The Iraq war, which brought to power a Shi’ite-dominated government in Baghdad with close ties to Iran, has shifted the balance of power in the Gulf region, raising concerns among some Gulf Arabs about Shi’ite Muslim Iran’s growing influence.

In recent years a number of Arab states have announced plans to develop nuclear programs for civilian purposes.

In a statement criticizing Tuesday’s meeting, Iran’s mission to the United Nations said the real concern for regional stability was not Iran but “the interference of the United States in the region and its tired divisive policies.”
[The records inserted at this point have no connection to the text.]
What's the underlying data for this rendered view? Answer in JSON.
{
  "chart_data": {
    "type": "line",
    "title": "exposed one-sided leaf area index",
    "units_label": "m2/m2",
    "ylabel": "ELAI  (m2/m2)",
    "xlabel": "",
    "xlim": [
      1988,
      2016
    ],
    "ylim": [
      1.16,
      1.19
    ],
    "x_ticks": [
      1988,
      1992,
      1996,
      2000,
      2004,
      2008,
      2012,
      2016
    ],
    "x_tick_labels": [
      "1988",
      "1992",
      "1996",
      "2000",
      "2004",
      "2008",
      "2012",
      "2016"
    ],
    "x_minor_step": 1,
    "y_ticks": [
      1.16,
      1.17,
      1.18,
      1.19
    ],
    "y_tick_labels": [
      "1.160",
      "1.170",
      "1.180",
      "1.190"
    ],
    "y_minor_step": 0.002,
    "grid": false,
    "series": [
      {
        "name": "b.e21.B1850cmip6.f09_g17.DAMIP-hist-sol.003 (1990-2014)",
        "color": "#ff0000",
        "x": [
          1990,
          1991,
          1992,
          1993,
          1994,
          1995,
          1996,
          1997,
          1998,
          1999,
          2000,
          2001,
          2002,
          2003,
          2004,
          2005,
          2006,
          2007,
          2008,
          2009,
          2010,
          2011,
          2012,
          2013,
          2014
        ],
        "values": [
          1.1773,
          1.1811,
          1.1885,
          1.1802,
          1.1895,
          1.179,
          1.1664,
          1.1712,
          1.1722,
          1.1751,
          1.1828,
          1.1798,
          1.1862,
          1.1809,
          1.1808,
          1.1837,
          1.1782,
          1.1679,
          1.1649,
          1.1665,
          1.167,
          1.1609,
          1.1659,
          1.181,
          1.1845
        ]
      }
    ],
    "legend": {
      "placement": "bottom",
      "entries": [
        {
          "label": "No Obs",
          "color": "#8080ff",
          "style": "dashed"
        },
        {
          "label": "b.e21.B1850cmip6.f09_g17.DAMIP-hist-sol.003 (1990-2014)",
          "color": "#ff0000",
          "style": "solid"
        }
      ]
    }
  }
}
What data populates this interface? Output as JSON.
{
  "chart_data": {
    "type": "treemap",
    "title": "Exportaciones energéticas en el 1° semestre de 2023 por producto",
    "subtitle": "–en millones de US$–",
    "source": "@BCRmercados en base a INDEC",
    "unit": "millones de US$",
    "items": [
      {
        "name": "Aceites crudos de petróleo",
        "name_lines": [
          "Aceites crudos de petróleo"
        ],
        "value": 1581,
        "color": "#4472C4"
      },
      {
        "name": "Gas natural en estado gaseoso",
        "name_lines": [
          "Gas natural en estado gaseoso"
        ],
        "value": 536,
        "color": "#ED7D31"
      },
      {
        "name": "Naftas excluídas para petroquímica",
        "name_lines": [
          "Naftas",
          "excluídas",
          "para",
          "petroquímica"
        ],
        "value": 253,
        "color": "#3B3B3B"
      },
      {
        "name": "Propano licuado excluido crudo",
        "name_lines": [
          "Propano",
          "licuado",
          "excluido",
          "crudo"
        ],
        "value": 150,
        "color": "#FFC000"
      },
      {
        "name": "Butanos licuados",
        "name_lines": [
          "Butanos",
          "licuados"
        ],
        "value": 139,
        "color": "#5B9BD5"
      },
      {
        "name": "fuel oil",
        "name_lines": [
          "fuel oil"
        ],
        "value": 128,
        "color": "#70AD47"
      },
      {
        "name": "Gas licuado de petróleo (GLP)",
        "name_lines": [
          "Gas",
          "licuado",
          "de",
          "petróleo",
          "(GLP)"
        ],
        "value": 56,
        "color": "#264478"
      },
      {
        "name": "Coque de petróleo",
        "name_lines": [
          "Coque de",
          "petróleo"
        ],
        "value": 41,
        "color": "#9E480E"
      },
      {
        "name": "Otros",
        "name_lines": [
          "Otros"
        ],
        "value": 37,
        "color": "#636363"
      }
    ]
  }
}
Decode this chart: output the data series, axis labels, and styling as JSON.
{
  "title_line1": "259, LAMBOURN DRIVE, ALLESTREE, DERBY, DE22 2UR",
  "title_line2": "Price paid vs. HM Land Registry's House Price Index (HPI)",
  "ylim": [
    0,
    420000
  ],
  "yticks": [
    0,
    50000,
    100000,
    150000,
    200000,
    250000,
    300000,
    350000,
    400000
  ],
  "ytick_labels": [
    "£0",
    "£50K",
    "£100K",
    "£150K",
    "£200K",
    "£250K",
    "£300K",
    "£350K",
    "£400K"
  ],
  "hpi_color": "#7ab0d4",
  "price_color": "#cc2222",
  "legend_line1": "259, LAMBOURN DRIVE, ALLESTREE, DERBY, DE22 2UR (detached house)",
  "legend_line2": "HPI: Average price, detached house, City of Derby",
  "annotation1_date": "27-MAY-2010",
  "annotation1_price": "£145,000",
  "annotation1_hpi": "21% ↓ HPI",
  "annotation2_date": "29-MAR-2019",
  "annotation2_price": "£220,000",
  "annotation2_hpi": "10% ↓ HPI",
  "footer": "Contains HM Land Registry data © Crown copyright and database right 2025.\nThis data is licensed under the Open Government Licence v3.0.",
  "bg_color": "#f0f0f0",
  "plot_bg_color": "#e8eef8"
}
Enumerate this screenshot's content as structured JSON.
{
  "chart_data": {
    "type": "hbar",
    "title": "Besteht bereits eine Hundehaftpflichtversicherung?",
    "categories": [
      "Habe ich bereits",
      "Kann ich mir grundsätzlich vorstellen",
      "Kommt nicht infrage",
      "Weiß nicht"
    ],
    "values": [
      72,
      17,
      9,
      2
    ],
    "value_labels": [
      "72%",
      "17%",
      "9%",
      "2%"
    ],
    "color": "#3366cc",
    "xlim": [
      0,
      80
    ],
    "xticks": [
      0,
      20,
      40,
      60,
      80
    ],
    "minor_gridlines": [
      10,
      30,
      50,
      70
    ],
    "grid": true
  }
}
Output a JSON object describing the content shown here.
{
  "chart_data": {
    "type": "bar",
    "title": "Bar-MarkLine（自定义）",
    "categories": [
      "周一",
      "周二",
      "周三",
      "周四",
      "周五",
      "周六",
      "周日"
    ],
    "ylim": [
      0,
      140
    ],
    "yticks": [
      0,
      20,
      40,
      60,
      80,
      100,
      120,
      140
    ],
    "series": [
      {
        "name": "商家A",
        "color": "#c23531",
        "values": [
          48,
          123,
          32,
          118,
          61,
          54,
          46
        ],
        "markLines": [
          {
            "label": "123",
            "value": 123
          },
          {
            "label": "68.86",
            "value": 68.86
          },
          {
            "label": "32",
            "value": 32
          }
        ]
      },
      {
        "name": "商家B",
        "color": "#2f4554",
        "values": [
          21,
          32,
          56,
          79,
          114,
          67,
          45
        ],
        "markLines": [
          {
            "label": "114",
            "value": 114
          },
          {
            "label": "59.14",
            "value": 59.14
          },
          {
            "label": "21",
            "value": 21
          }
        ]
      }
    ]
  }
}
Asked whether the six powers, referred to as the “P5+1,” and Arab diplomats had discussed further sanctions on Iran, Rice said the point had been to hold a first large meeting to build on informal consultations in the past.

“I think there’s concern that there will need to be a way to finally (motivate) Iran to make a different choice concerning its nuclear ambitions, but this was not an effort to develop a common strategy,” Rice said.

“I think what really did come through here was that these are countries that have very deep interests in how this issue gets resolved, and they want to continue consultations with the P5+1 on how this is all going to come out,” Rice said.

The outgoing U.S. administration has suggested that a new round of sanctions against Iran would be justified since Tehran has not responded positively to an offer of economic and political incentives from the six powers.

Diplomats from some of the six powers say the process of negotiating new U.N. sanctions is on hold until U.S. President-elect Barack Obama takes office in January.

Obama, a Democrat, has said he plans a new approach to Iran and its nuclear program, including direct talks if needed, a break from President George W. Bush’s isolation strategy.